Выбрать главу

— Искушение жалостью — вот что самое страшное, — рассказывал он в другой раз, сидя на матрасе и высунув из тени, как из воды, пальцы босых ног. — Христу, если евангелисты нам не наврали, было в пустыне значительно легче: сатана тогда еще был не тот. Или, как сказали бы древние египтяне, Сет — это вам не Тот. А впрочем, скорее всего наврали, поскольку ничего не поняли. Сами по себе эти искушения, если считать их именно целью, а не средством, — какой-то детский сад. Потому что кто в здравом уме захочет править миром? Кому это вообще может понравиться? Или вот — летать. Ну, было, наверное, какое-то количество идиотов, которые повелись и стали из-за этого героями комиксов и персонажами фильмов Вачовски, но это ж несерьезно. Это ж для умственно отсталых подростков. Да, с хлебом, не спорю, было непросто, особенно после сорокадневного поста. Тут, конечно, пришлось постараться, хотя, согласись, тоже ничего сверхъестественного. Но вот если понять, что все это были лишь средства, а главный искус — это жалость, то все сразу становится на свои места. Потому что вот как сейчас можно объявить конец света? Люди же не готовы. Люди же столько тысяч лет жили черт знает как — конечно, они испуганы, раздражены и несчастны. Конечно, они себя ненавидят, и есть за что. Конечно, они в таком состоянии того и гляди загремят в геенну. Нужно же дать им пожить хоть немного по-человечески, правда? Пусть действительно перестанут беспокоиться и начнут жить. Прекратят бояться и научатся любить. Не будут больше кипятить и станут ходить в белом. И вот тут, когда у тебя появляются такие мысли, тут-то и появляется Александр Александрович Башмачников, тут и вылезают из костров последние комсомольцы. И сначала ты строишь временный город-сад, просто небольшой скромный город-сад в целях обеспечения порядка перед отправкой на небо, но очень быстро начинаешь понимать, что было бы очень кстати немножко поправить миром, самую чуточку поправить миром, над которым ты еще будешь для наглядности парить, расправив алый плащ и швыряясь из поднебесья мягкими булками. Ну а как еще обеспечить людям человеческую жизнь? Мудрая власть, представления и булки — только так.

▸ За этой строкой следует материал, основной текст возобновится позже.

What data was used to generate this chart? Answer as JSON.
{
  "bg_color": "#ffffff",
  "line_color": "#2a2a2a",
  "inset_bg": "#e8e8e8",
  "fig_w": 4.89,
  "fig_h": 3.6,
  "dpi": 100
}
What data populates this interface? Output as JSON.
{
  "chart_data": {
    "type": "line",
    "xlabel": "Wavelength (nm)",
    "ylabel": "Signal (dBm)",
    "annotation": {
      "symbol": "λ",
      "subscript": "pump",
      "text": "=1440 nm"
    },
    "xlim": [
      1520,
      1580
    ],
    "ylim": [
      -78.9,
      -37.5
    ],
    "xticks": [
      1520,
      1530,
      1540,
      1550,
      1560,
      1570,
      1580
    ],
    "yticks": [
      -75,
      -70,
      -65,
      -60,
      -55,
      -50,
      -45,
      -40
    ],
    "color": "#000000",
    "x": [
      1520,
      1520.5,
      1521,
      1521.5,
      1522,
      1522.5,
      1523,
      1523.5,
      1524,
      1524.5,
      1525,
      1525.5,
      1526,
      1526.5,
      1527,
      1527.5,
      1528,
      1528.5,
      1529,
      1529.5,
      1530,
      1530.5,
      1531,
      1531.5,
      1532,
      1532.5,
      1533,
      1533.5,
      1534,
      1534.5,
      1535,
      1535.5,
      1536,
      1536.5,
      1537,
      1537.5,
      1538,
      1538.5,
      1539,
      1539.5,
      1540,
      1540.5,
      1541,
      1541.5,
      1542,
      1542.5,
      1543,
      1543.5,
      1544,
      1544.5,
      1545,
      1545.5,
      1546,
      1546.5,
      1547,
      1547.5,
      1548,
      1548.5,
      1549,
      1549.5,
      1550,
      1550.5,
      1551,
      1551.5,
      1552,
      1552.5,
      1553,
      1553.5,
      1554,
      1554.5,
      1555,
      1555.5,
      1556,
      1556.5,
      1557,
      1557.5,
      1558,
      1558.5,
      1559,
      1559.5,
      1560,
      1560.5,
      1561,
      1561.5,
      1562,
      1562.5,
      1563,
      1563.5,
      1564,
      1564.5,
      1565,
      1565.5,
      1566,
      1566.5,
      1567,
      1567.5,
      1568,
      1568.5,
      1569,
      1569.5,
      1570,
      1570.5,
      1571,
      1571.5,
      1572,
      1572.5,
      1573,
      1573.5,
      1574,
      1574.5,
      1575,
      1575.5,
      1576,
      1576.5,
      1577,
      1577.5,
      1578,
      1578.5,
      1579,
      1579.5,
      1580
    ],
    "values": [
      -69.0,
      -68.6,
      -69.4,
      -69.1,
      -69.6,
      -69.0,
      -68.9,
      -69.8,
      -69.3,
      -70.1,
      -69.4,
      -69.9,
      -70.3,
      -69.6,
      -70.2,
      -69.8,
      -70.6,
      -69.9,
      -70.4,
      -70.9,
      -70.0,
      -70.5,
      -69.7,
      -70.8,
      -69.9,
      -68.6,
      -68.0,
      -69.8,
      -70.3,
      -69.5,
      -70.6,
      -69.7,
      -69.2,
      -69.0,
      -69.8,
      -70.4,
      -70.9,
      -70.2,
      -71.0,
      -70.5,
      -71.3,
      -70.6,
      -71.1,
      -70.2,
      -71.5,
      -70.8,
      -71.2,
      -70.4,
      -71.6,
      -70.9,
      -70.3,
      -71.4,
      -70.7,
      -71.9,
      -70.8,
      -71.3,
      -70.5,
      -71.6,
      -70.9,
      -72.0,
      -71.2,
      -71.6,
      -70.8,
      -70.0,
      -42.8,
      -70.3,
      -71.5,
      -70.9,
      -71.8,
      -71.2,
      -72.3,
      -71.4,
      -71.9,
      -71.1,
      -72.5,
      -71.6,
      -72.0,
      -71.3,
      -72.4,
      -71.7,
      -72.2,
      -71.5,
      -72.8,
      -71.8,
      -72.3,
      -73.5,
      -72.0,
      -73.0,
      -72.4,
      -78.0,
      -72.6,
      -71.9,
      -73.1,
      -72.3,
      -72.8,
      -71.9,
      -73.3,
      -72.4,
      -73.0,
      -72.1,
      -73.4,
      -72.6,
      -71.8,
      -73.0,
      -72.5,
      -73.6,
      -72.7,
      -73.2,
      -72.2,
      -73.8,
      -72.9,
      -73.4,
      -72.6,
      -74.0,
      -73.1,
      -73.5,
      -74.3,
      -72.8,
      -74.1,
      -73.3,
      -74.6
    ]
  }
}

— Ты спрашиваешь, как я себя чувствую в новом качестве, — говорил Михаил Ильич, и ветер, на такой высоте даже прохладный, трепал его слова, унося в сторону одни слоги и подталкивая другие, отчего казалось, будто стоит ему задуть посильней — и он сможет переставлять их местами, чтобы говорить о чем-то своем. — А я уже не знаю, кто этот я, который должен себя как-то чувствовать. Потому что если все эти люди превратили меня во что-то безгрешное и всеблагое, то где тогда прежний я, дурной и грешный? Все, умер и уже не воскреснет? А он был хороший, я знал его. Человек бесконечно остроумный, чудеснейший выдумщик. И где он теперь, кто ему целует губы? С каким малайцем и на каком самолете он улетел? А если это по-прежнему я, если какая-то главная часть человека всегда остается неизменной, то значит, я всегда был вот этим вот всем. Врал, крал, жрал, а все равно был. Так как же можно судить кого-то? Какое право я буду иметь судить кого-то по делам, мыслям или чувствам? Как может существовать грех или покаяние, если самое важное внутри никогда не станет другим? Вот зарежу я сейчас, допустим, старушку: если я стану после этого другим, то тогда люди убили и самого первого меня. Причем так убили, что не воскресить — навсегда убили. А если я останусь тем, кем был, то убью я старушку или нет, не имеет никакого значения. Нету греха. И каяться не в чем.